What are the words of the day at the FCC’s headquarters? President Reagan’s famous maxim: “trust but verify.” So goes the Commission’s approach towards whipping-boy Comcast, who – despite Comcast’s own inroads towards a path of redemption – still appears to be not good enough in FCC Chairman Martin’s narrowed eyes.
Quick note: that Reagan quote is the FCC’s words (PDF), not mine.
Now, the FCC wants specific details on Comcast’s stated “compliance plan,” right down to the nitty-gritty: specifically requested are the “precise contours” of the “network management practices at issue” – read: data discrimination – including names, dates, and the thresholds set on all of the various network equipment it used, as well as a specific list protocols it affected.

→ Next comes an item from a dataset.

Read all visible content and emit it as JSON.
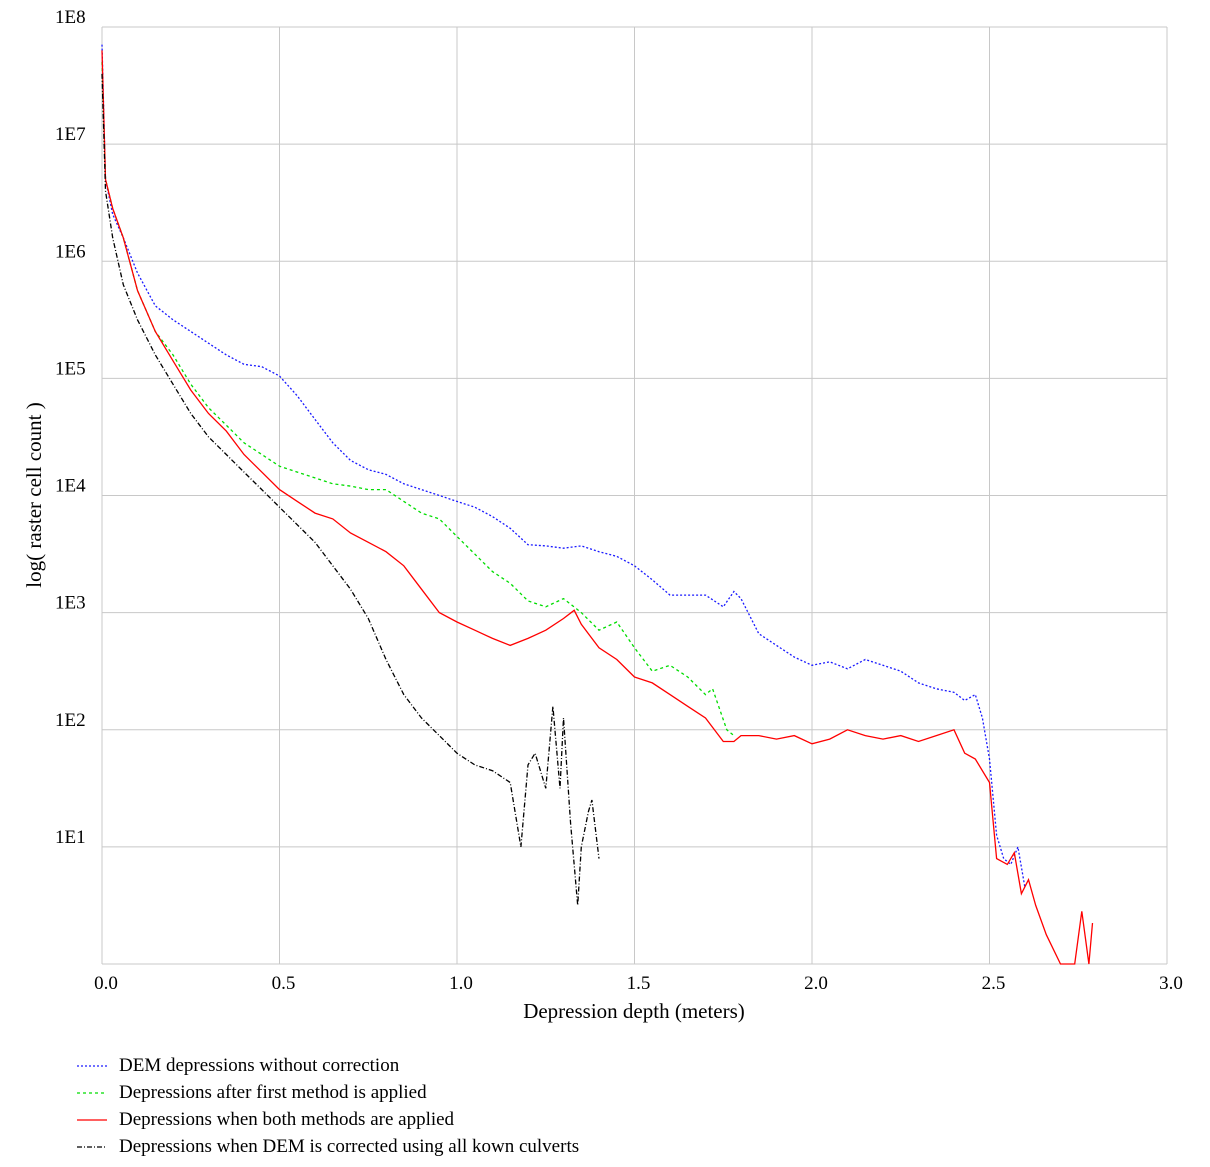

This order comes hot off the heels of the FCC’s August 1 announcement, in which Martin & Co. shot Comcast with frowny glances and a wagging finger. It demanded, on threat of “interim injunctive relief,” specific details on Comcast’s network management practices, as well as the aforementioned “compliance plan” with specific details on data discrimination’s successor. While I initially wrote that Comcast’s August 20 announcement appears to have satisfied the FCC’s demands, I now know that I was wrong: Comcast left out a number of important details – things like the specific thresholds necessary to trigger bandwidth throttling – that the FCC immediately pointed out.
(Indeed, judging by the timing of both the FCC’s and Comcast’s announcements – they both released on the same day – I consider it possible that one announcement was written without knowledge of the other.)
With Comcast’s new plan of throttling individual bandwidth hogs and its reported consideration of everywhere-else-but-the-USA style bandwidth caps, however, I can’t help but wonder if we’re heading down collision course of sorts: on one side, there are a number of content providers pushing Video-on-Demand via the World Wide Web – like Microsoft's Xbox 360 and its just-announced Netflix integration, for instance, or Hulu, or Joost. On the other side, we have ISPs testing metered bandwidth caps with abhorrently low allowances, like 5 or 20 gigabytes a month.
If both of those paths follow their course, I predict we’re going to have a big problem just as soon as WWW-based VOD hits critical mass: Johnny Gamer is going to use his Xbox 360 to happily burn through his entire Netflix queue on some large, long-running show like 24 or Stargate SG-1 – throw in a couple of movies for kicks – and he’ll open his mailbox to discover a truly massive bandwidth bill. The issue will blow up as soon as it’s featured on The Consumerist, and pretty soon we’ll have the FCC writing another set of nasty letters, this time about ISPs’ attempts to monopolize their TV businesses via discriminatory bandwidth allotments. (A similar battle already played out between telco/ISP hybrids and VOIP providers, although in at least one case it ended on a positive note.)
Worse, some of these online TV providers seem to be gunning for complete replacement of the traditional TV setup, and with the ongoing convergence of hardware and software I see this as a possible reality within the next couple of years. Those of us without any TV service – like me, and yes I am quite happy that way – may already be getting our fix through online services, illicit or not. I, for example, like to catch up on Jon Stewart and Stephen Colbert’s latest on Hulu. I haven’t metered my usage, but I prefer watching my shows in 480p, and the high-quality stuff that I like to streamrip off of YouTube and other Flash-based players is usually pretty large, especially when the video file in question is long.
We haven’t even begun to explore the other ways one can blow their bandwidth cap: A friend of mine currently lives and works in the Middle East, and with her paltry bandwidth allotment she refuses to buy games from services like Steam or Stardock Central; instead, she'll usually wait until she can purchase hard copies at the local commissary.
All in all, it’s an interesting time to be an American internet user, doubly so if you’re with Comcast. ISPs seem to be doing everything they can to put a lid on subscribers’ growing bandwidth consumption, and subscribers are finding more and more ways to put the crimp on ISPs. Where are we headed?